Children have not transformed in recent years into a marauding gang of sexual offenders; nor are they any more sexually aggressive today than in the past. In fact, these stats say less about our children’s newfound tendencies towards sexual perversion and more about our own warped idea of what constitutes sexual criminality.
– Luke Gittos
Today’s Sisyphus is China. More particularly, the Chinese authorities. They are determined to roll that boulder uphill. The path of least resistance for the boulder, however, is downward. Gravity, after all, is a bitch. The Chinese stock market is still comparatively young, and as stable as any toddler overwhelmed by parental expectations. With their boulder beset by the giant suck of gravity, China’s Sisyphus first cut rates, and trimmed banks’ reserve ratios.

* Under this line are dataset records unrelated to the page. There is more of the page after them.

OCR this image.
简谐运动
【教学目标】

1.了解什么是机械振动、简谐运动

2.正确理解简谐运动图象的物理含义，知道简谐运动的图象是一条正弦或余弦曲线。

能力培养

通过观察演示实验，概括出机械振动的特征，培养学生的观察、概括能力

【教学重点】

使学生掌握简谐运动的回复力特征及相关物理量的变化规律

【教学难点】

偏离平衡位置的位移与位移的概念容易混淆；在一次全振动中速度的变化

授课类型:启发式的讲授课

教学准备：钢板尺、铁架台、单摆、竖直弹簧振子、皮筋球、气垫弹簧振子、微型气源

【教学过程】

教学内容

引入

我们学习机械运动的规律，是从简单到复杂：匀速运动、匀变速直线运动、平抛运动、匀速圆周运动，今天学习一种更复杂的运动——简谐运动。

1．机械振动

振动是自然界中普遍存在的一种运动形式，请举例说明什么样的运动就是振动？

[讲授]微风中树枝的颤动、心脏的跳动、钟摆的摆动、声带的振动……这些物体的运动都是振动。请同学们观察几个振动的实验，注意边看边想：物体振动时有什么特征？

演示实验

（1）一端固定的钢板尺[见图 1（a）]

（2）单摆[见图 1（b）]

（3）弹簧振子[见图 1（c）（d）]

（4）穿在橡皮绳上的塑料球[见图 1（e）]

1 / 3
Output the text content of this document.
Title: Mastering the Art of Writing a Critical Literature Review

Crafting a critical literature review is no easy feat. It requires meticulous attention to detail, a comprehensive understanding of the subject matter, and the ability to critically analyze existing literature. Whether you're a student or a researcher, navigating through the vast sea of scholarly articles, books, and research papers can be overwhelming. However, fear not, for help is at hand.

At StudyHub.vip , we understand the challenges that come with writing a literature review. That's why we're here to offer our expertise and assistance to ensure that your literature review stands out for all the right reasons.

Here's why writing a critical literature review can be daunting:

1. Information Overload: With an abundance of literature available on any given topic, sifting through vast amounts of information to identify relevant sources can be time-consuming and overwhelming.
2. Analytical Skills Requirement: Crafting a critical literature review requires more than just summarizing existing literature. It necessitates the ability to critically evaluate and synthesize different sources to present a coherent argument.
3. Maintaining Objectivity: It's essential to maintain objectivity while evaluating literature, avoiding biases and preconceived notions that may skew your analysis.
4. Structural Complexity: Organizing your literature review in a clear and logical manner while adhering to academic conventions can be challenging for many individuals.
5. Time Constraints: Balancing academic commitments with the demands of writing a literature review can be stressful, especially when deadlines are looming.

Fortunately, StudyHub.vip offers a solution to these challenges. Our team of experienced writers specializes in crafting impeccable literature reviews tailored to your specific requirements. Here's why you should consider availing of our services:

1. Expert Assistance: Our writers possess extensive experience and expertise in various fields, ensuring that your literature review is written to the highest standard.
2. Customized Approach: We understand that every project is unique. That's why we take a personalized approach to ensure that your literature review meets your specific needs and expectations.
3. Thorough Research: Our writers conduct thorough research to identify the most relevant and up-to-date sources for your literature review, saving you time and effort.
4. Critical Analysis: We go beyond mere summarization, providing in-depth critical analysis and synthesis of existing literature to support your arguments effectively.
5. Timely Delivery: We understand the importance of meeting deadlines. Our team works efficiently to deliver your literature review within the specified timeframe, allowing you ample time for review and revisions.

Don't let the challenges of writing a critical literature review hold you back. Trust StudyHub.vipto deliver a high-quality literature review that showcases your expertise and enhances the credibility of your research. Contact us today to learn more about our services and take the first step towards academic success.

The boulder continued to roll downhill.
– Tim Price
In fact, the only real value of Fischer’s pretentious bloviation was that it was a reminder that the financial system of the world is in thrall to a tiny, insuperably arrogant posse of Keynesian academics who have invented from whole cloth a monetary theory of plenary control. They have effectively ended free market capitalism in the financial system and beyond and made democratic fiscal governance essentially irrelevant.
– David Stockman
Nor is gay marriage the only issue around which strict orthodoxies are calcifying. Climate change, multiculturalism and feminism are all issues on which there is only one correct view. To be sceptical of the impact of climate change, or to challenge the censoriousness of feminism, is to incur the wrath of the right-thinking. Not that critics of the new orthodoxies are challenged on their views. Rather, they are branded – as deniers, as misogynists, indeed, as bigots. By their labels, they shall be known – and shamed.